Indeed, says Professor Reedy, "classical education is not just the latest theory du jour. It is a return to what worked for millennia before the advent of progressive education with its naïve and romantic notions about children."

I can appreciate that the good professor, who according to the article is "currently working with a group to start a new charter school to be known as the Seven Hills Classical Academy", suggests that of all the possibilities, "the Core Knowledge curriculum is the best thought out and will in the long run produce the greatest improvements in student achievement in my humble opinion." Interestingly, the Core Knowledge Sequence specifically was also selected by the late scholar and literary critic Roger Shattuck in his New York Review of Books essay earlier this year (in April, several months before I started blogging, or you would have heard plenty about this damning indictment of the Vermont school board on which he served, and, by extrapolation, the entire state school system), "The Shame of the Schools," as the best hope for a public school system; you can read the article for free, here, with a bit of extra commentary, or straight from NYRB, but with a price tag of $3.

I liked Shattuck from the moment I started reading his article: "After forty years of college teaching, I had no particular agenda to promote on the board. Principally I was curious to find out what actually is being taught in this rural high school, which has the largest payroll within twenty miles. I soon learned that the board spends little time discussing curriculum. I was told that the best way to inform myself would be to visit a few core courses. I chose English and History, or rather "Language Arts" and "Social Studies." (A return to the earlier names became the first item on my agenda.)" That last part won me over to his side for good.

Shattuck went on to explain why, in his study of different curricula, he had chosen CK:
The New York State Board of Regents, the International Baccalaureate, New Standards, Success for All, the Edison Project, the Core Knowledge Sequence, Direct Instruction, America's Choice, New American Schools—all these programs make differing claims, including comprehensive school reform. I have spent much time in the past three years searching for and scrutinizing these programs and their curricula.
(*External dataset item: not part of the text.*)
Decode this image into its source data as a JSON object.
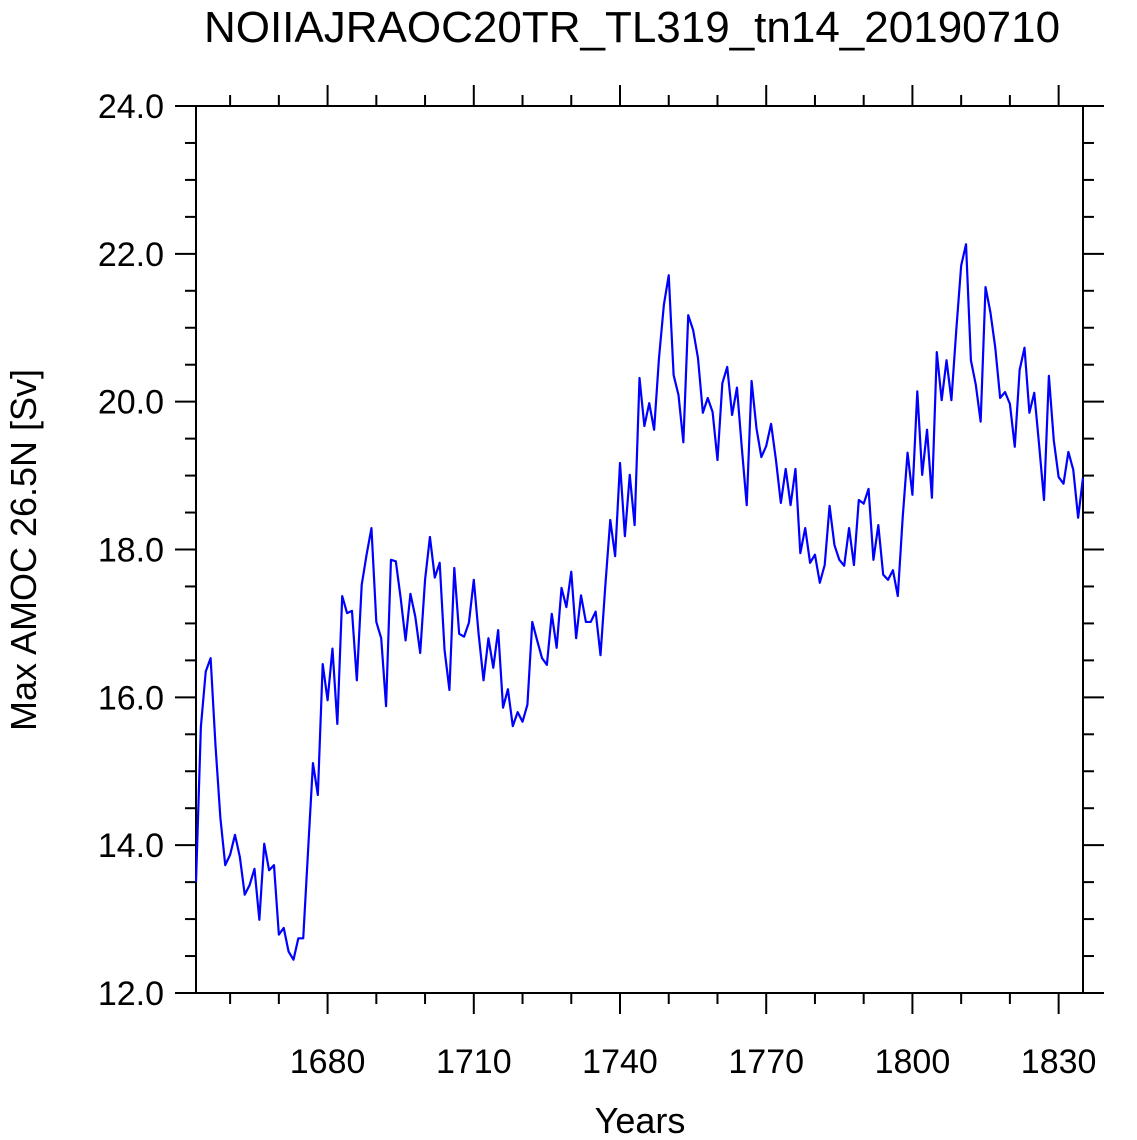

I have found only one curriculum that moves grade by grade (in this case K–8), that uses simple lists of specific content, that does not prescribe teaching methods, that is cross-referenced, and that turns out to be informative and even a pleasure to read. The Core Knowledge Sequence (now in its third edition), prepared and published by the Core Knowledge Foundation in Charlottesville, Virginia, accomplishes all this in a no-frills two hundred-page booklet adopted since 1986 by 480 schools and under consideration by four hundred. The moving spirit here is the dedicated teacher-scholar E.D. Hirsch. Everyone concerned about what is being taught in our public schools should examine the Core Knowledge Sequence. The considered selection of such a curriculum by my district would represent the full and proper exercise of local control and a means of coordinating the preparation of students in the five elementary schools feeding Mt. Abe.
Rather more persuasive than Professor Reedy for my money (even though my money is on The Well-Trained Mind, where the studies and disciplines seem to be more thoughtfully arranged and interconnected) and without trying to convince me I'm trendy. But I've always been interested to read the late great Mr. Shattuck and the very-much-with-us E.D. Hirsch on the current state of American education. Whose latest effort, The Knowledge Deficit, is due out in the spring.